L Pasquini, SP Sanders, IA Parness, SD Colan, S Van Praagh, JE Mayer Jr, and R Van Praagh

Department of Cardiology, Children's Hospital, Boston, Massachusetts 02115.

OBJECTIVES. We sought to study the range of conal morphology in transposition of the great arteries with ventricular septal defect and their embryologic and surgical implications. BACKGROUND. Conal anatomy in transposition of the great arteries and ventricular septal defect is variable and might affect surgical repair. METHODS. Conal anatomy was explored using two-dimensional echocardiography in 119 patients with transposition of the great arteries and a large ventricular septal defect who presented between 1984 and 1991. The influence of conal anatomy on surgical technique was determined by review of the operative reports.
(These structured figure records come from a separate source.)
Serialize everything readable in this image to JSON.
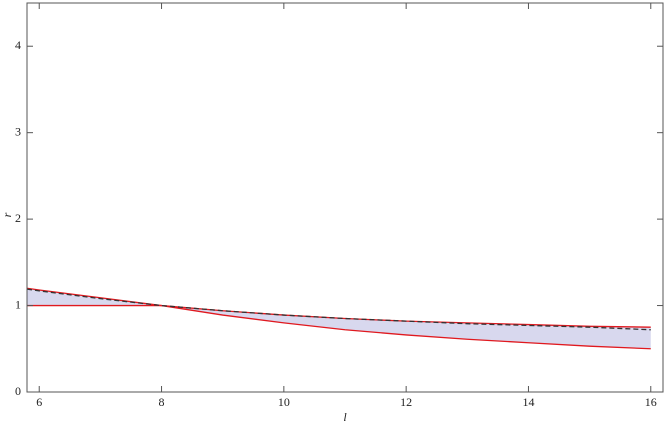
{
  "chart_data": {
    "type": "line",
    "x_label": "l",
    "y_label": "r",
    "x": [
      5.8,
      6,
      7,
      8,
      9,
      10,
      11,
      12,
      13,
      14,
      15,
      16
    ],
    "series": [
      {
        "color": "#e0191f",
        "dash": false,
        "values": [
          1.2,
          1.18,
          1.09,
          1.0,
          0.94,
          0.89,
          0.85,
          0.82,
          0.8,
          0.78,
          0.76,
          0.75
        ]
      },
      {
        "color": "#e0191f",
        "dash": false,
        "values": [
          1,
          1,
          1,
          1,
          0.89,
          0.8,
          0.72,
          0.66,
          0.61,
          0.57,
          0.53,
          0.5
        ]
      },
      {
        "color": "#333333",
        "dash": true,
        "values": [
          1.19,
          1.17,
          1.08,
          1.0,
          0.94,
          0.89,
          0.85,
          0.82,
          0.79,
          0.77,
          0.75,
          0.72
        ]
      }
    ],
    "band_color": "#d8d8ee",
    "xlim": [
      5.8,
      16.2
    ],
    "xticks": [
      6,
      8,
      10,
      12,
      14,
      16
    ],
    "ylim": [
      0,
      4.5
    ],
    "yticks": [
      0,
      1,
      2,
      3,
      4
    ]
  }
}
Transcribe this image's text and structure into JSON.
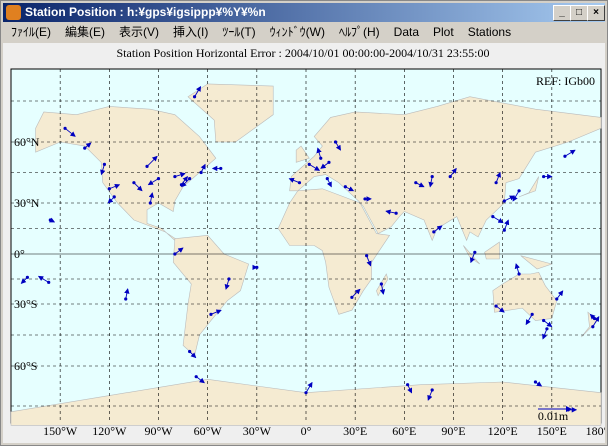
{
  "window": {
    "title": "Station Position : h:¥gps¥igsippp¥%Y¥%n"
  },
  "menu": [
    "ﾌｧｲﾙ(E)",
    "編集(E)",
    "表示(V)",
    "挿入(I)",
    "ﾂｰﾙ(T)",
    "ｳｨﾝﾄﾞｳ(W)",
    "ﾍﾙﾌﾟ(H)",
    "Data",
    "Plot",
    "Stations"
  ],
  "plot": {
    "title": "Station Position Horizontal Error : 2004/10/01 00:00:00-2004/10/31 23:55:00",
    "ref": "REF: IGb00",
    "scale_label": "0.01m",
    "lon_labels": [
      "150°W",
      "120°W",
      "90°W",
      "60°W",
      "30°W",
      "0°",
      "30°E",
      "60°E",
      "90°E",
      "120°E",
      "150°E",
      "180°"
    ],
    "lat_labels": [
      "60°N",
      "30°N",
      "0°",
      "30°S",
      "60°S"
    ]
  }
}
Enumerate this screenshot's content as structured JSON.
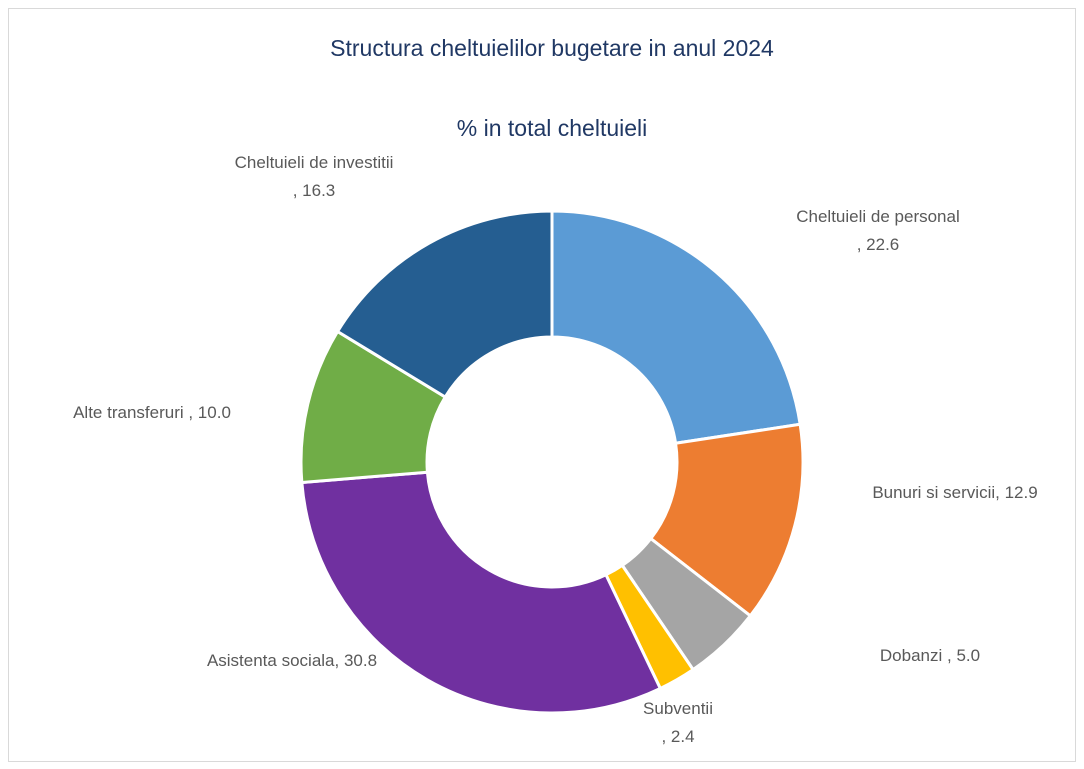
{
  "chart_data": {
    "type": "donut",
    "title": "Structura cheltuielilor bugetare in anul 2024",
    "subtitle": "% in total cheltuieli",
    "categories": [
      "Cheltuieli de personal",
      "Bunuri si servicii",
      "Dobanzi",
      "Subventii",
      "Asistenta sociala",
      "Alte transferuri",
      "Cheltuieli de investitii"
    ],
    "values": [
      22.6,
      12.9,
      5.0,
      2.4,
      30.8,
      10.0,
      16.3
    ],
    "value_labels": [
      ", 22.6",
      ", 12.9",
      " , 5.0",
      ", 2.4",
      ", 30.8",
      " , 10.0",
      ", 16.3"
    ],
    "colors": [
      "#5b9bd5",
      "#ed7d31",
      "#a5a5a5",
      "#ffc000",
      "#7030a0",
      "#70ad47",
      "#255e91"
    ]
  }
}
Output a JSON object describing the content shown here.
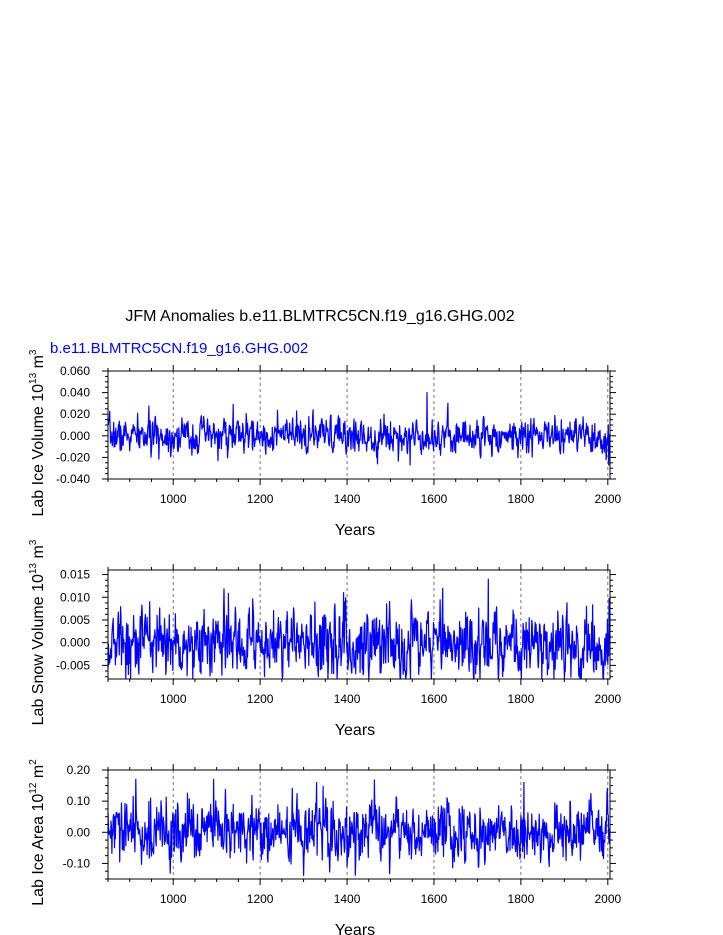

Specimens of transposition of the great arteries with unusual conal anatomy were selected from the Cardiac Registry for comparison with the echocardiograms. RESULTS. One hundred five patients (88.2%) had subaortic conus only with no subpulmonary conus (Group 1). Subarterial conus was present bilaterally in eight patients (6.7%) (Group 2). Four patients (3.4%) had only subpulmonary conus with no (or minimal) subaortic conus (Group 3). Among these four patients, the aorta was posterior to the pulmonary artery in one patient, side by side relative to the pulmonary artery in two patients and slightly anterior in the fourth patient. Subarterial conus was absent bilaterally in two patients (1.7%) (Group 4); the aorta was slightly posterior in one and side by side with the pulmonary artery in the other. CONCLUSIONS. This variability of conal anatomy in transposition of the great arteries with ventricular septal defect implies four mechanisms by which transposition can occur. The conal anatomy appeared to affect surgical repair in Groups 1 and 2 insofar as it influenced ventricular outflow tract obstruction. In Groups 3 and 4, an arterial switch operation was performed in four of the six patients. The posterior location of the aorta obviated the need for the Lecompte maneuver in two of these four patients. In the remaining two cases in Groups 3 and 4, the condition was repaired by directing the left ventricular outflow across the ventricular septal defect to the aorta using a patch, with or without placement of a conduit from the right ventricle to the pulmonary artery.